Estimated Read Time: 7 minutes


Mortgage License Bonds Claims Guide

To be registered with the Nationwide Multistate Licensing System and Registry (NMLS), and to maintain licensure by your governing state regulator, an applicable Mortgage License Bond is required of these common license types within the industry: mortgage brokers, mortgage lenders, mortgage servicers, and mortgage loan originators. Occasionally, a mortgage banker or mortgage company license will also pop up among the regulations. 

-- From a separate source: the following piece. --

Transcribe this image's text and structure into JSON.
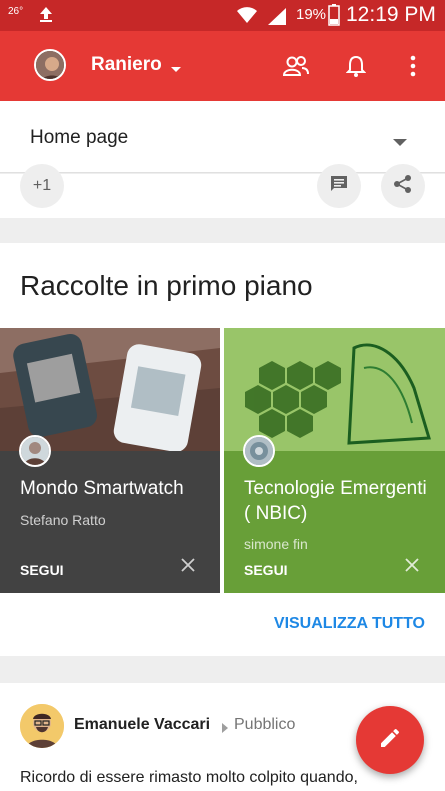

The mortgage industry is generally regarded as low-risk due to the various educational qualifications and extensive licensing processes required of applicants, as well as an overall “by the book” attitude within the profession. 

However, mortgage professionals do hold a position of power over consumers on account of their access to sensitive information (e.g. social security numbers, bank details, loan information, etc.), and their thorough knowledge of a niche business that is not really common sense based. Because of this, a surety bond is required by state regulators to ensure the credibility and responsibility of the licensee. 

So, where does Jet Insurance Company come in? By providing a Mortgage License Bond, Jet financially guarantees that restitution is available to any damaged party should the mortgage professional commit a license transgression. Hopefully, it never comes to that, but bond claims do happen. Let’s go over how to steer clear of Mortgage License Bond claims and what to do should an official claim ever occur.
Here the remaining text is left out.